In October 2018, Sonja Erikainen will commence a one-year ESRC postdoctoral research fellowship titled Sex Binaries, Performance Enhancement and Elite Sport, mentored by Prof. Anne Kerr, director of the Centre or Health, Technologies and Social Practice.
Sonja will be working on a monograph, building on the findings of her doctoral research project, entitled Policing the Sex Binary: Gender Verification and the Boundaries of Female Embodiment in Elite Sport. Sonja’s work explores so-called “gender verification” policies and practices in competitive international elite sport from a historical and contemporary perspective. Gender verification has been practiced since the 1930s, exclusively on female athletes. It uses different biomedical “sex testing” methods to verify that athletes competing in the female category of international sports competitions are, indeed, females.
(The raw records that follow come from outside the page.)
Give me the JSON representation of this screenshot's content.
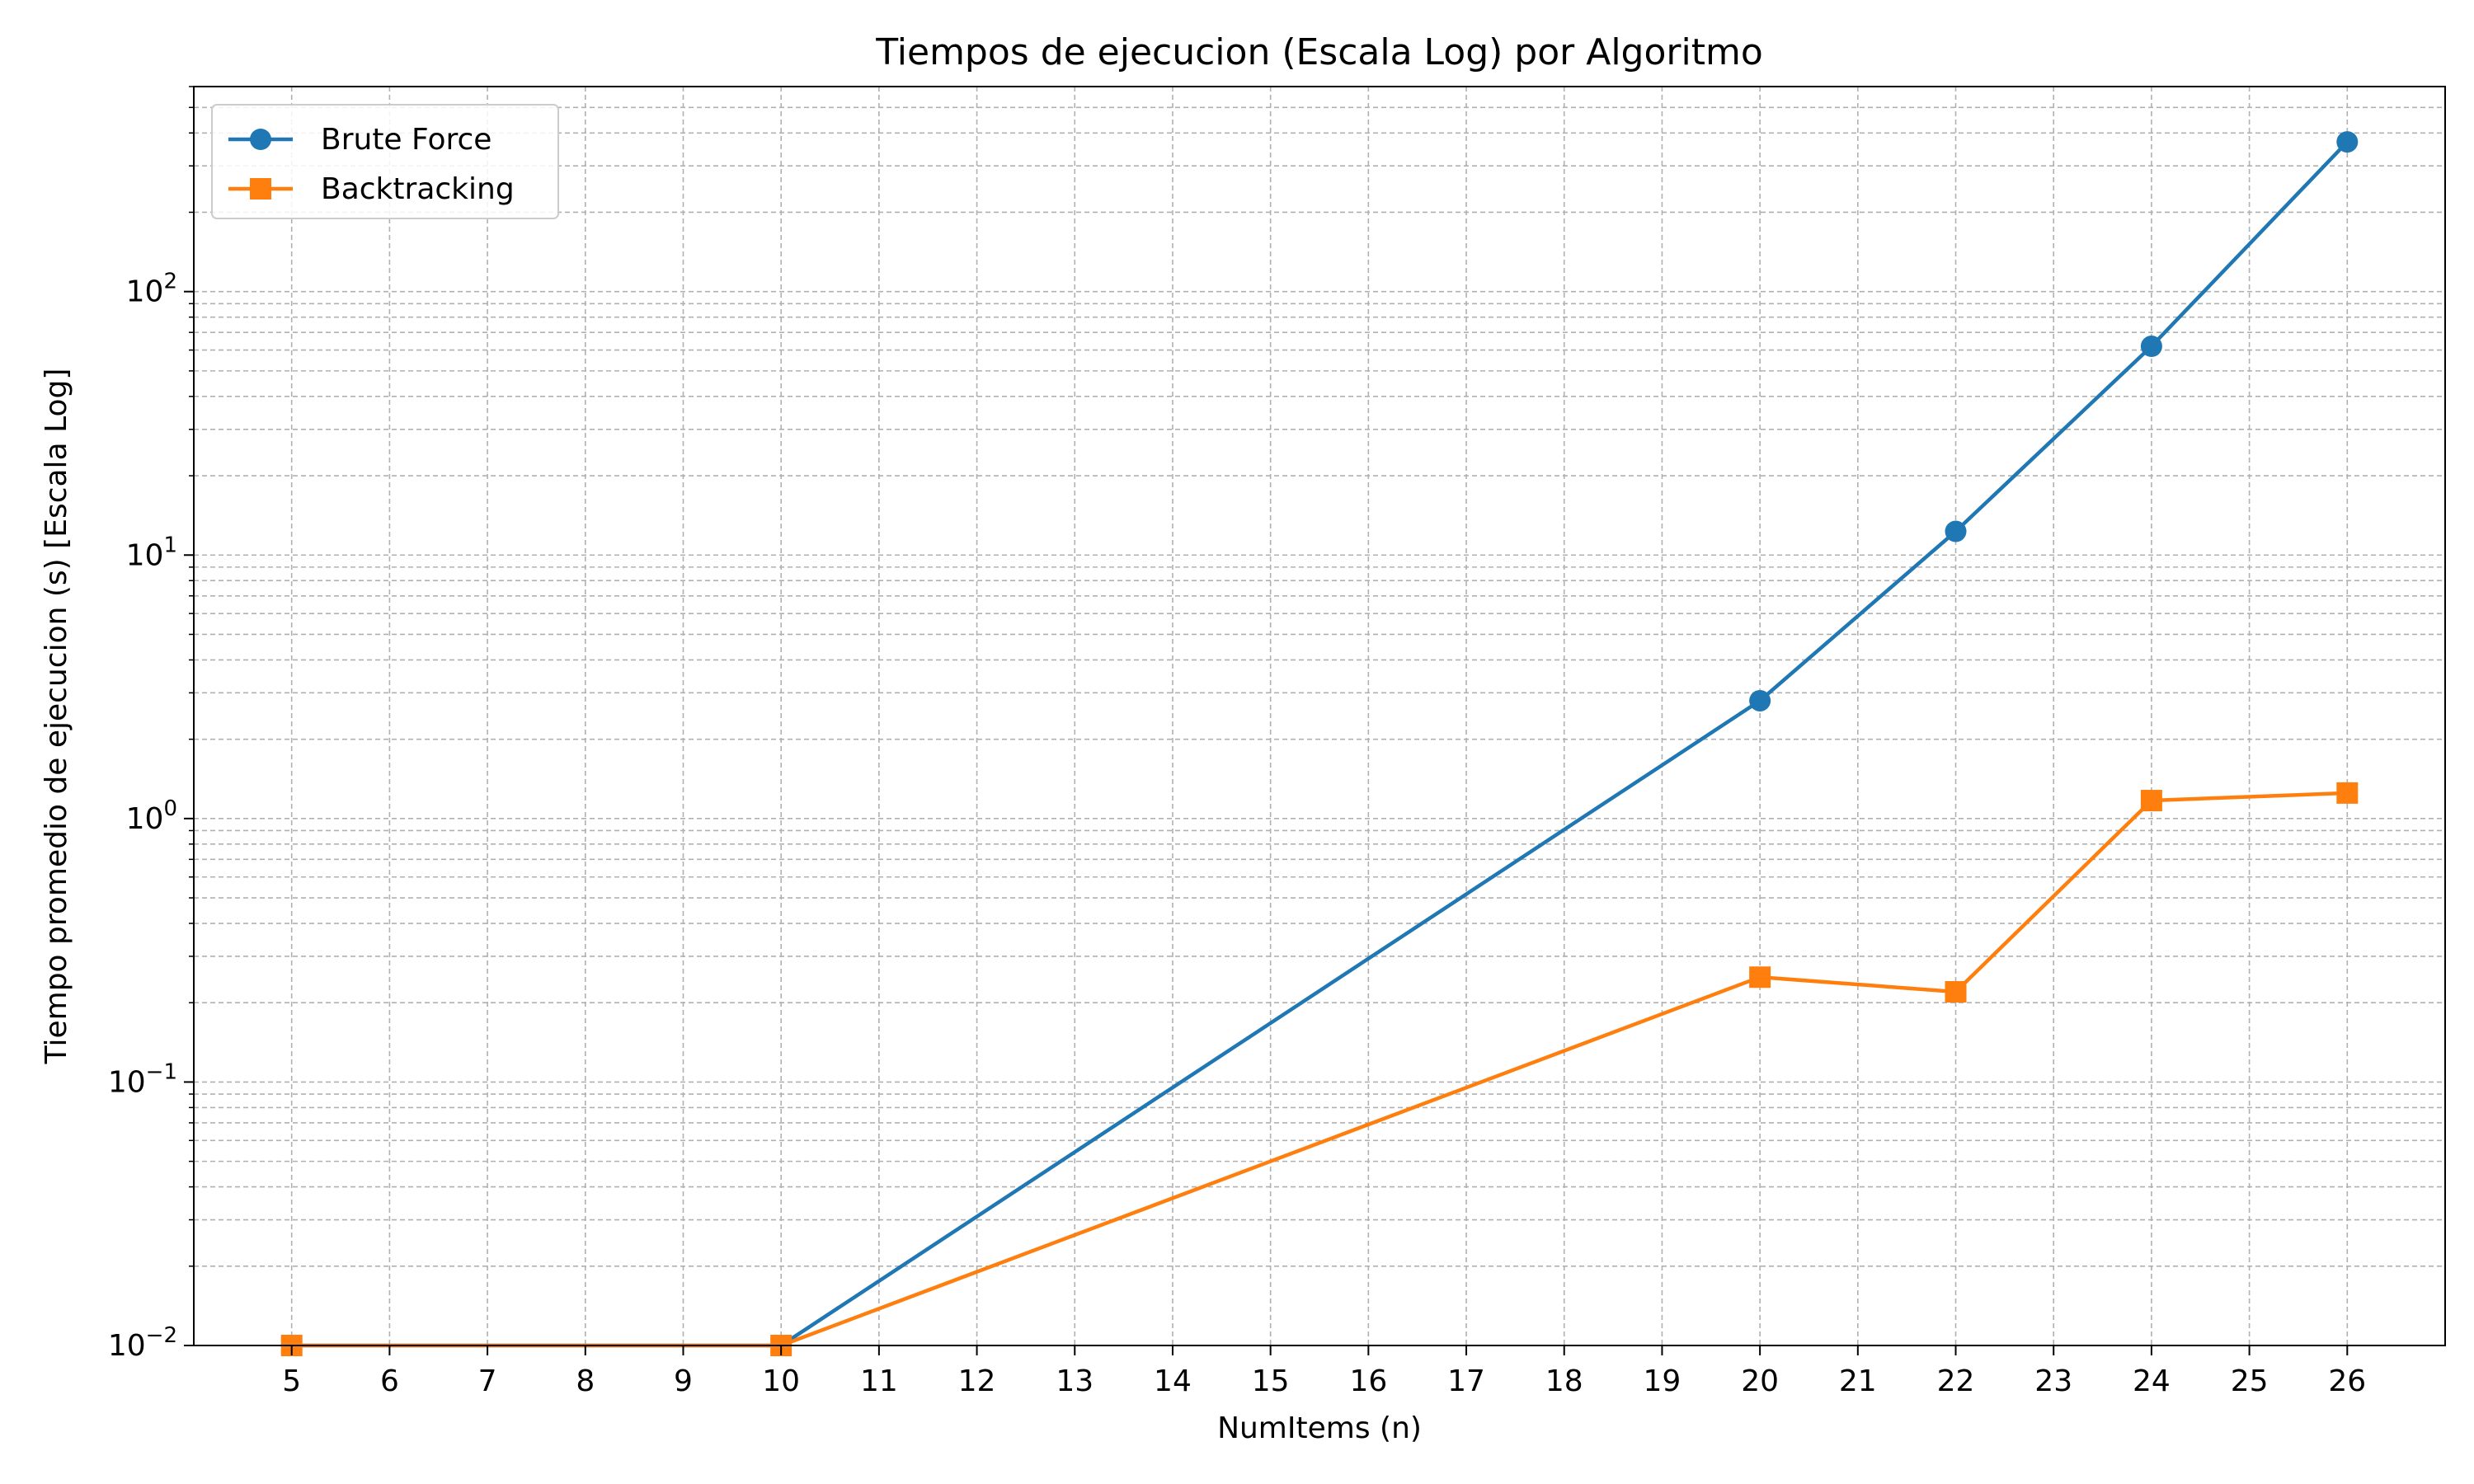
{
  "chart_data": {
    "type": "line",
    "title": "Tiempos de ejecucion (Escala Log) por Algoritmo",
    "xlabel": "NumItems (n)",
    "ylabel": "Tiempo promedio de ejecucion (s) [Escala Log]",
    "xlim": [
      4,
      27
    ],
    "ylim": [
      0.01,
      600
    ],
    "yscale": "log",
    "xticks": [
      5,
      6,
      7,
      8,
      9,
      10,
      11,
      12,
      13,
      14,
      15,
      16,
      17,
      18,
      19,
      20,
      21,
      22,
      23,
      24,
      25,
      26
    ],
    "yticks": [
      {
        "value": 0.01,
        "base": "10",
        "exp": "−2"
      },
      {
        "value": 0.1,
        "base": "10",
        "exp": "−1"
      },
      {
        "value": 1,
        "base": "10",
        "exp": "0"
      },
      {
        "value": 10,
        "base": "10",
        "exp": "1"
      },
      {
        "value": 100,
        "base": "10",
        "exp": "2"
      }
    ],
    "grid": true,
    "legend_position": "top-left",
    "series": [
      {
        "name": "Brute Force",
        "color": "#1f77b4",
        "marker": "circle",
        "x": [
          5,
          10,
          20,
          22,
          24,
          26
        ],
        "y": [
          0.01,
          0.01,
          2.8,
          12.3,
          62,
          370
        ]
      },
      {
        "name": "Backtracking",
        "color": "#ff7f0e",
        "marker": "square",
        "x": [
          5,
          10,
          20,
          22,
          24,
          26
        ],
        "y": [
          0.01,
          0.01,
          0.25,
          0.22,
          1.17,
          1.25
        ]
      }
    ]
  }
}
Sonja’s work explores the different sex testing methods that have been used and the different definitions of “femaleness” involved.
The fellowship also provides the starting point for new research that builds on the Policing the Sex Binary project but moves to explore the relationship between anti-doping regulations, the concept of “performance enhancement,” and the binary and mutually exclusive “female” and “male” categories that most sports are organised around. Focusing on androgenic – or so-called “male sex” hormones – the new research will explore how and why athletes’ hormone profiles are monitored and regulated through both gender verification and anti-doping policies, which together establish thresholds for acceptable (and unacceptable) levels of androgenic hormones. It will explore how and why thresholds are established and regulated differently, depending on the sex category in which athletes compete.
The fellowship will also incorporate an exploratory participatory engagement workshop with grassroot sport organisers and athletes who are members of the LGBTQI+ sporting community in Edinburgh. The aim of the workshop is to engage community members to reflect on the implications of the findings from the Policing the Sex Binary project upon community-level sport organisation, and to explore what it might mean, in practice, to organise sport participation and competitions beyond the binaries of sex and gender.